Rumen Radev’s Progressive Bulgaria finished first in all three Sofia multi-member constituencies, according to Central Election Commission results reported by Novinite, with 100% of protocols processed in the capital.
That is a notable result in a city usually seen as more hospitable terrain for pro-European, centre-right and reformist parties after the 19 April parliamentary vote.
What the official Sofia results show
In Sofia’s 25th MIR, which includes Lyulin, Nadezhda, Ovcha Kupel, Krasna Polyana, Bankya and Ilinden, Progressive Bulgaria won 41.97% of the vote.
That put it well ahead of PP-DB on 17.69%.
In the 24th MIR, covering parts of central Sofia and north-western districts including Poduene, Oborishte and Kremikovtsi, the party again came first with 35%, followed by PP-DB on 26.5%.
The closest race was in the 23rd MIR, covering southern central Sofia and districts including Lozenets, Krasno Selo, Mladost, Vitosha, Izgrev and Pancharevo.
There, Progressive Bulgaria led with 32.56%, while PP-DB was close behind on 31.52%.
Why this stands out
A sweep of all three Sofia MIRs matters because the capital is usually treated as a rough guide to Bulgaria’s urban political mood. Winning one constituency can be explained away. Winning all three is rather harder to shrug off.

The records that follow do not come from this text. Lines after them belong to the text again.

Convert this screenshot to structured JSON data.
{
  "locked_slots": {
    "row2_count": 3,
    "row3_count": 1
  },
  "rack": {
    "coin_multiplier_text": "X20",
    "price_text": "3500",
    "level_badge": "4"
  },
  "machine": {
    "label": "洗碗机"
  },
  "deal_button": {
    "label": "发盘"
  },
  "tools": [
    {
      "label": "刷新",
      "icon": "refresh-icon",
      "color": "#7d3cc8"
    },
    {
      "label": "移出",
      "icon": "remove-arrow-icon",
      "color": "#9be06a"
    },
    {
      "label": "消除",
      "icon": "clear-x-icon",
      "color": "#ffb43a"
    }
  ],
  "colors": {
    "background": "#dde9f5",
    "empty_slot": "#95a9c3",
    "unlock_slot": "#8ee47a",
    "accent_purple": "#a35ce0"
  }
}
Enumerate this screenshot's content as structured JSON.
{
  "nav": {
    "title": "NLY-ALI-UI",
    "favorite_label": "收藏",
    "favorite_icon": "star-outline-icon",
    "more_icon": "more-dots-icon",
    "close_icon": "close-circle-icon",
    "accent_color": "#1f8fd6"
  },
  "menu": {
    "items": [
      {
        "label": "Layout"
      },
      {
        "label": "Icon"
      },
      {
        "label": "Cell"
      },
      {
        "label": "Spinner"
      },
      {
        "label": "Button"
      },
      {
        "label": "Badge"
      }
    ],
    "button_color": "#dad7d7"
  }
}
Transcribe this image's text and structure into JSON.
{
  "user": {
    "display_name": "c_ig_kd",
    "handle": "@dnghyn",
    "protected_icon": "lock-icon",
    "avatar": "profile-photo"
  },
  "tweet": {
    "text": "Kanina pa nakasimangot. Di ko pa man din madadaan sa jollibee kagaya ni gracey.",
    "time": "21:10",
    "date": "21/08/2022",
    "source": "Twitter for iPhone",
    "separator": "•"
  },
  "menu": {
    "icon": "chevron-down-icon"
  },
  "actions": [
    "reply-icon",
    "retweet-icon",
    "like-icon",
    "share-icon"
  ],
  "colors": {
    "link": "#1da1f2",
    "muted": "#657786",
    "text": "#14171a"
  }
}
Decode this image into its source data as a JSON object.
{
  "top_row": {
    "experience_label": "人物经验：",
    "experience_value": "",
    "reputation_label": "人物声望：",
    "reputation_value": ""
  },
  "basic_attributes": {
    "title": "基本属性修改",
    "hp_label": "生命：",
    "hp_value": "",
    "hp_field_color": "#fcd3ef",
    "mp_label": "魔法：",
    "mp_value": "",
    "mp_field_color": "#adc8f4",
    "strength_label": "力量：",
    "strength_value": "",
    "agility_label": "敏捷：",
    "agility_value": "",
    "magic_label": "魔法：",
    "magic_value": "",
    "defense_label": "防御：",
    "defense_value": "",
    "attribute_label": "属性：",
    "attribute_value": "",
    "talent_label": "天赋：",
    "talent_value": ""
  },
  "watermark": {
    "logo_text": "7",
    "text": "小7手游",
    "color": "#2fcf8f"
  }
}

The margins also varied sharply across the city:
- 25th MIR: a commanding lead
- 24th MIR: a solid advantage
- 23rd MIR: a very narrow edge
That last point matters. Sofia did not suddenly become politically uniform overnight. It still looks like several electorates sharing the same postcode arguments.
What the results do not tell us
The official constituency figures show who won and by how much. They do not by themselves explain exactly which demographic groups delivered the shift in Sofia.
Separate reporting and survey-based analysis published elsewhere in Bulgaria has pointed to backing from younger voters and from people frustrated with established political players, including a strong anti-Peevski mood. But that is broader context, not part of the official Sofia constituency count cited here.
So the safest conclusion is the narrow one: Progressive Bulgaria won convincingly in Sofia overall, but the full social map of that win is not contained in these election figures alone.
The close race in the 23rd MIR
The 23rd MIR result is especially likely to draw attention because the margin was so small: 32.56% to 31.52%.
There is no confirmed dispute in the reporting cited here. Even so, close contests often attract more scrutiny, more objections and the usual post-election throat-clearing. At the time of publication, no formal challenge was set out in the report.
Sofia is clear; the overseas picture was still provisional
The distinction here is important.
The Sofia results cited above were reported with 100% of protocols processed.
By contrast, separate reporting said Progressive Bulgaria was also leading among Bulgarian voters abroad, but that overseas tally was based on 92.70% of sectional protocols processed, not a complete final count.
In short:
- Sofia: fully processed in the reporting cited here
- Overseas vote: still incomplete at 92.70%
That does not erase the broader trend, but it does mean readers should not treat the two datasets as equally final.
Why Brits in Sofia may care
Most British residents in Bulgaria cannot vote in Bulgarian parliamentary elections unless they also hold Bulgarian citizenship. They can, however, feel the consequences soon enough.
If this result feeds into a messy or prolonged government-formation process, the effects for foreigners living in Sofia are usually practical rather than dramatic:
- slower administration for businesses dealing with permits, registrations or compliance questions
- less policy clarity for employers making hiring or investment decisions
- greater uncertainty around priorities affecting transport, planning and public services in the capital
- more political noise around Bulgaria’s direction in Europe and the region
For British business owners, freelancers, property buyers and longer-term residents, that matters. A capital city result does not decide every policy question, but it does help show where political momentum has moved.
There is also a wider UK angle, albeit one that should be handled carefully. Bulgaria’s domestic political balance can shape its tone on European cooperation, trade conditions and regional security issues. This report does not establish what policy changes would follow from the Sofia vote alone, and coalition arithmetic may yet make fools of confident predictions — as it often does.
What happens next
Winning Sofia strengthens Progressive Bulgaria’s political claim after the election. It does not on its own settle who governs Bulgaria or how durable any government would be.
That depends on coalition talks, parliamentary numbers and whether this election result can be turned into something more lasting than a very strong night at the count.
For now, the confirmed point is straightforward: Progressive Bulgaria came first in all three Sofia constituencies, with its strongest showing in the 25th MIR and its narrowest lead in the 23rd.